Im Großen auf den Markt eingeführt ist die Bauart wohl durch den bekannten
luftgekühlten Zweizylinder-V-Motor des kleinen Wagens
„Picolo“, und zum Antriebe kleinerer Motorboote wird ein ähnlicher Motor
mit Wasserkühlung ausgeführt von der Motorenfabrik
Magnet in Weißensee bei Berlin.
Textabbildung Bd. 323, S. 183
Fig. 23.Zweizylinder-Bootsmotor der Motorenfabrik „Magnet.“
Textabbildung Bd. 323, S. 183
Fig. 24.Sechszylinder-Bootsmotor der „Sun“-Motorenfabrik.
Fig. 23 stellt einen derartigen
Zweizylinder-Magnet-Bootsmotor dar. Die Eigenheiten treten auf der Abbildung ohne
weiteres zu Tage: Die mit Treibriemen angetriebene Kühlwasserpumpe, und je ein
Magnetapparat seitlich der beiden Zylinder, sowie die mechanische Steuerung der
Einlaßventile. Auf die Durchbildung der Magnetzündung legt die Firma besonderen
Wert: Die Betätigung der Abreißvorrichtung erfolgt vom Kolben aus unmittelbar vor
dem oberen Totpunkt, und die Stromzuführung durch einen feststehenden, isolierten
Stift, an welchen sich der im Zündflansch angeordnete massive Winkelhebel anlehnt.
Durch den auf dem Kolben befindlichen Nocken wird der Winkelhebel vom Stift
abgerissen, wodurch der Funke überspringt und das Gasgemisch zur Entzündung gebracht
wird. Oben ist noch die Einstellung des Gemischregelungshebels zwischen den beiden
Zylindern an der Gemischzuleitung zu sehen.
Ein ähnliches Beispiel des Zusammenhangs zwischen Automobil- und Bootsmotor
zeigt die Fig. 24, welche einen
Sechszylinder-Bootsmotor der „Sun“-Motorenfabrik
in Berlin darstellt, die im Verein mit der Marke „Argus“ eine Reihe von
Preisen bei Motorboots – Wettfahrten erzielte. Auch hier steht der Motor unter einer
abnehmbaren Motorhaube, deren Hinterwand Zündspule und sonstige Armaturen aufweist,
während an der Vorderwand die Andrehkurbel zu sehen ist. Letztere sitzt nicht
unmittelbar auf der Motorachse, weil diese zu tief im Kühlraum liegt, sondern ist
durch Kette mit der Kurbelachse verbunden. Außerdem fällt der Unterschied in die
Augen, i daß die Vorderwand nicht durch einen Röhrenkühler gebildet wird, da ja ein
solcher für Bootsmotoren sich erübrigt durch die stete Möglichkeit der Verwendung
neuen Wassers unter unmittelbarem Ausfluß des erhitzten.

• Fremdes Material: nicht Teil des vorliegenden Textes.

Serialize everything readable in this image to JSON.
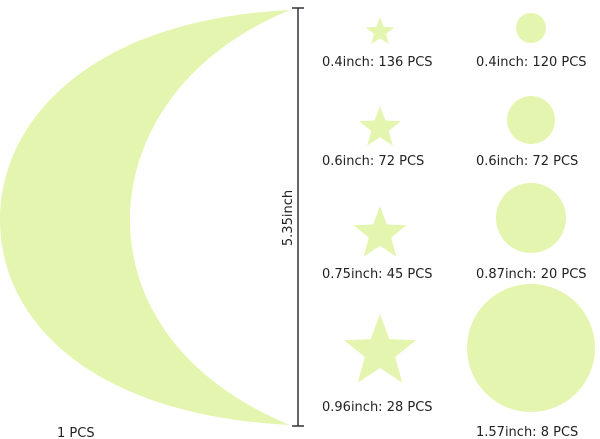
{
  "moon": {
    "label": "1 PCS"
  },
  "dimension": "5.35inch",
  "stars": [
    {
      "label": "0.4inch: 136 PCS"
    },
    {
      "label": "0.6inch: 72 PCS"
    },
    {
      "label": "0.75inch: 45 PCS"
    },
    {
      "label": "0.96inch: 28 PCS"
    }
  ],
  "circles": [
    {
      "label": "0.4inch: 120 PCS"
    },
    {
      "label": "0.6inch: 72 PCS"
    },
    {
      "label": "0.87inch: 20 PCS"
    },
    {
      "label": "1.57inch: 8 PCS"
    }
  ]
}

Textabbildung Bd. 323, S. 184
Fig. 25 und 26. Zweizylinder-Bootsmotor der Neuen
Automobil-Gesellschaft.
Textabbildung Bd. 323, S. 184
Fig. 27.Vierzylinder-Bootsmotor der Daimler-Motorengesellschaft.
Bemerkenswert ist auch hier die Teilung der Gemischzuführung zu dem Zwecke, daß
jedes der drei zusammengegossenen Zylinderpaare gleichmäßig mit brennbarem Gemisch
versorgt wird. Die Bedienungs- und Kupplungshebel (letzterer bei den meisten
Bootsmotoren zugleich als Umsteuerungshebel verwendet) sind hier unmittelbar hinter
dem Motor vorgesehen in der Nähe des Steuerrades, um die Bedienung durch eine Person
möglich zu machen.
Das Gesagte gilt zugleich für den in Fig. 25 u. 26
abgebildeten Bootsmotor der Neuen Automobil-Gesellschaft m.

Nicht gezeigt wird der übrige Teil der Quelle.